The Impact of Silk in Ottonian and Salian Illuminated Manuscripts

 

by

 

Stephen Wagner

 

            A group of lavishly illuminated German manuscripts challenges customary lines of distinction between two classes of objects normally considered within distinct art historical traditions.  Manuscript painters of the late tenth and eleventh centuries in Ottonian Germany, produced decorative pages in their books that copy or evoke Byzantine and Near Eastern silk textiles made between the eighth and eleventh centuries.  This practice has no clear precedents or followers, and has remained enigmatic. Because of its great value, silk played an important role in trade negotiations, diplomatic relationships and marriage alliances during the late antique and medieval periods.  It was an important commodity in Byzantine society, and in the Islamic world, but was far more rare in the Latin West.  Illuminated manuscripts were esteemed in both Eastern and Western Europe, and, like silk, were also made as gifts. Three significant centers in northwestern Germany, Corvey, Hildesheim and Echternach, produced luxury manuscripts with imitation textiles.  This presentation focuses on identification and analysis of design attributes and similarities between textiles and painted manuscripts.  Some manuscripts contain actual silk curtains that protect the miniatures. Others contain painted pages, based on textile patterns, that divide major sections of the manuscript, and some manuscripts use painted textile-inspired patterns behind figural imagery or text.

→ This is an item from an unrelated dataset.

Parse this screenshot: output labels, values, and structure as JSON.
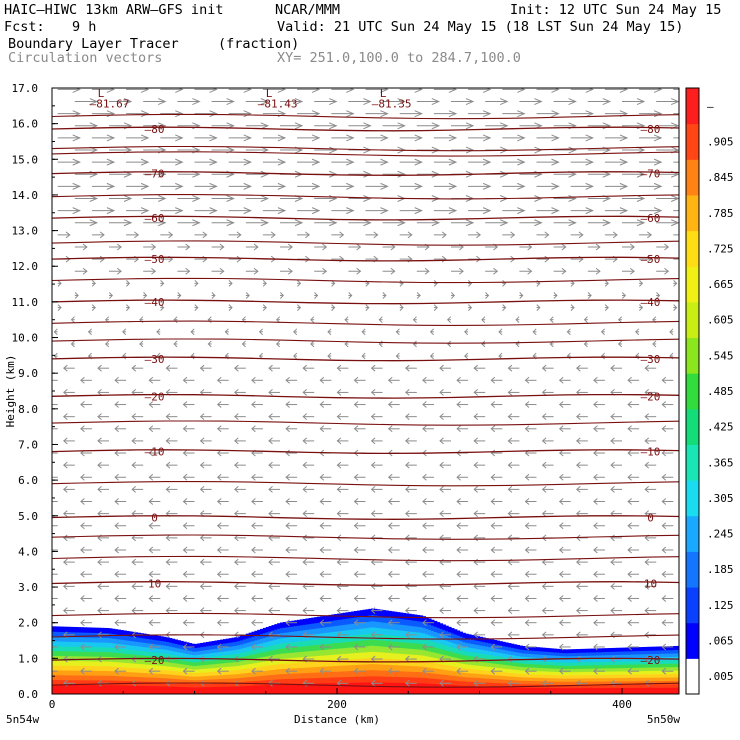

In this unique group two prestigious art forms produced by traditionally adversarial cultures coalesced into innovative and decorative programs in manuscript painting.  They elucidate the discourse not only between the Byzantium and the West, but also between two artistic media at the turn of the first millennium.

 

 

Stephen Wagner is a Ph.D. candidate at the University of Delaware.  He is currently writing his dissertation, entitled, “Byzantine Silk and German Illuminated Manuscripts and their relationship in design, function and patronage.” The dissertation explores how these luxury manuscripts reflect political and religious developments in Germany during the tenth and eleventh centuries. Also at UD, he has taught several art history courses. In 1996 he was an intern in the Manuscripts and Rare Books department at the Walters Art Museum.  He completed his M.A. at Florida State University where he wrote his thesis on representations of the Holy Family as a model for notice nuns in late medieval Italy.  Mr. Wagner has presented papers at Dumbarton Oaks and the International Medieval Congress at Western Michigan University.